Hide Webserivce: like if you use fiddler you can see in the RAW data the path to for example www.mysite.com/toparticles/getTopArticles(10) again this scares my client and i have tried to disable WSDL and documentation in webconfig but this only blocks direct access to the file and nothing more or am i wrong! is there a way to hide the path to web service?

so all in all my top concerns is to prevent hammering any of my web services and hide my code as much as possible.

so am i to paranoid as on the front end i am going mostly to be pulling Data but again i may give user the option to save for example his widget preferences in DB, etc... and it is not gonna be through SSL thus the above security threats are valid.

i hope some one can also share his experience on this matter, thanks in advanced.

A: 

Any functionality exposed on the web is going to be, well... exposed on the web. Even if you were using pure ASP.NET with postbacks, sniffers can see the traffic and mimic the postbacks, Ajax just takes that to its logical extreme. Webservices are (for the most part) just like any other get/post system (RESTful or not).

There are some methods that you can use to secure your webservices from unauthorized access, but in truth these are the exact same things you would do to secure any other site (asp.net, traditional web, etc).

There are lots of articles all over the web about how to secure your website, and these will apply equally well to AJAX, Webservices, etc.

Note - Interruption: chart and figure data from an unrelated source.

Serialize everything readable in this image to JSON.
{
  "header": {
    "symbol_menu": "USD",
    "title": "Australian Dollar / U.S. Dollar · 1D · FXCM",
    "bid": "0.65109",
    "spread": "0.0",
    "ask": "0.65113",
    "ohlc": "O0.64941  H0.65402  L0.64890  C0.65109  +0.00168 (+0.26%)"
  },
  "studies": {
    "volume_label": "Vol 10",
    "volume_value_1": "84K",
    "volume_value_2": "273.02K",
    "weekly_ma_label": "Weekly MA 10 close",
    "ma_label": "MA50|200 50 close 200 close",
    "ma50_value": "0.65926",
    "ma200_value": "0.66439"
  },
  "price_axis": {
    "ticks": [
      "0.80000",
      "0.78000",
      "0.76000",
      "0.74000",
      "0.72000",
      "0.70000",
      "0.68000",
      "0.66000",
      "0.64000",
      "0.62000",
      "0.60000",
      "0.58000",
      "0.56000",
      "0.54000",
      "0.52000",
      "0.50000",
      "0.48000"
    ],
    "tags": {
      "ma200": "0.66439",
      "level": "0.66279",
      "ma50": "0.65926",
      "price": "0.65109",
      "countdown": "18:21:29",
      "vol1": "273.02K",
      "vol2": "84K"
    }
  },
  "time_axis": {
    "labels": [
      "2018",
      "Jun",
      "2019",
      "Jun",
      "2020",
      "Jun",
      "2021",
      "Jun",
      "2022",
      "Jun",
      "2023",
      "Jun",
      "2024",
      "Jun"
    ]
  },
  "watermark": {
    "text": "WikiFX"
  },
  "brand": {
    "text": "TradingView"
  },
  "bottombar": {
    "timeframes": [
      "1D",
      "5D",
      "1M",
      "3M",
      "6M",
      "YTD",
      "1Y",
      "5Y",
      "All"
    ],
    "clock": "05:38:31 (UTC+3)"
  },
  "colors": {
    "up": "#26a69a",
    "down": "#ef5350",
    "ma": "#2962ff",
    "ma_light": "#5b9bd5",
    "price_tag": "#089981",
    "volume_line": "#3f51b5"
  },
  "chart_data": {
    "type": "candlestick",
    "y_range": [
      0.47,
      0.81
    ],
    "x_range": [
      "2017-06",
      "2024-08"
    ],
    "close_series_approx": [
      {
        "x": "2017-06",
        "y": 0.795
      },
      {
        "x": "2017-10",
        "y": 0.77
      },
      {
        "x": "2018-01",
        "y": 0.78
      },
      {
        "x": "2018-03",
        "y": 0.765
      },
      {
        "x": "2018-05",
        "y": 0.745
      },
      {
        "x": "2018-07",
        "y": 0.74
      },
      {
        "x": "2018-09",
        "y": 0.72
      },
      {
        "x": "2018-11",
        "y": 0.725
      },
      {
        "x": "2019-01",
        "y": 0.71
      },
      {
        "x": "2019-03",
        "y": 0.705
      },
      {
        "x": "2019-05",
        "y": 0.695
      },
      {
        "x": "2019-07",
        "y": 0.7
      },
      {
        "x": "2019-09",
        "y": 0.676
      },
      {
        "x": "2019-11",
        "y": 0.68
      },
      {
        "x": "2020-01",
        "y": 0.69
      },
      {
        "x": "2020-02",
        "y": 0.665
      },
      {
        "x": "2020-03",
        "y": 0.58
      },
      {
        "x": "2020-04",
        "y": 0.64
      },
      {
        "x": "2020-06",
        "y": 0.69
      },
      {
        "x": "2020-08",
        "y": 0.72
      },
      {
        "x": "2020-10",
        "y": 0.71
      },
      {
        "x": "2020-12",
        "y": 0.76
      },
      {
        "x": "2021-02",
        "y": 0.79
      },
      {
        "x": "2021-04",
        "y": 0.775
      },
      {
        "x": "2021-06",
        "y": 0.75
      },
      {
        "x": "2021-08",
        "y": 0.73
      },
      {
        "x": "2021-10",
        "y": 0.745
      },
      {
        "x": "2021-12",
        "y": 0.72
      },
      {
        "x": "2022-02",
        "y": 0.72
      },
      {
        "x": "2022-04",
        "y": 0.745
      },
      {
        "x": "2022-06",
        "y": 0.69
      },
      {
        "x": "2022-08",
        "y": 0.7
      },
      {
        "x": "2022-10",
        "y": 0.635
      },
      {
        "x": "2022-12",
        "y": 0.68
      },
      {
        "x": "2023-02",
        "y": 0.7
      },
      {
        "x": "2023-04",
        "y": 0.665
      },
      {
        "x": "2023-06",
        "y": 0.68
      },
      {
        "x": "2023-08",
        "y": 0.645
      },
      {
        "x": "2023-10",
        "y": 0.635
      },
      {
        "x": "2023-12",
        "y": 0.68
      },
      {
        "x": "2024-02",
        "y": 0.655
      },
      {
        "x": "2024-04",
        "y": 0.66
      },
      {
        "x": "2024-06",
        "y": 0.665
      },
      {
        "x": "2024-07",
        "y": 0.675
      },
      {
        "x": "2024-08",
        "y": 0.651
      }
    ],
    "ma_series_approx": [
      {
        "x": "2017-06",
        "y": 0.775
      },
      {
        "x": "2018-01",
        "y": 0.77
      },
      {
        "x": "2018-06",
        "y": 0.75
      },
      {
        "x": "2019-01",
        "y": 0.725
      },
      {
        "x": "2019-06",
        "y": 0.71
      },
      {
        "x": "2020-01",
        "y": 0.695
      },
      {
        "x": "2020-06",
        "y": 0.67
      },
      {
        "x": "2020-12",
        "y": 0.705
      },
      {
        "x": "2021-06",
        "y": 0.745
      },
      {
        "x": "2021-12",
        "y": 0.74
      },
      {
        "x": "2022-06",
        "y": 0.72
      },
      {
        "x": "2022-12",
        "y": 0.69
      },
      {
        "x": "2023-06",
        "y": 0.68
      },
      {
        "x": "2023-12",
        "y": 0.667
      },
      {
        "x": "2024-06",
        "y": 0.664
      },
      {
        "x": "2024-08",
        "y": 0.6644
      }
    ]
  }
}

If you are really concerned about your webservices being publicly exposed, you can use your own custom reverse proxy to hide the services inside the customers network and only expose the proxy to the outside world. You can then secure the services so they are only accessed through the proxy and provide whatever appropriate security on the proxy you feel relevant. In this way all traffic comes through servers that you specify and is restricted (to a reasonable degree) from prying eyes. In general though I think this might be over-kill especially for a portal site.

One thing to talk with your client about is the upsell value of using webservices as a sellable product to integrators. In other words, designing the security into the webservices and using the portal only as an example of how to put it all together. A clear example of this is SharePoint, which is in truth a collection of webservices and processes and the website is really just for convenience, the power of SharePoint is in the interop of the services.

For more specific answers to your security questions, there are plenty of posts here on SO as well as the web covering each of your specific points.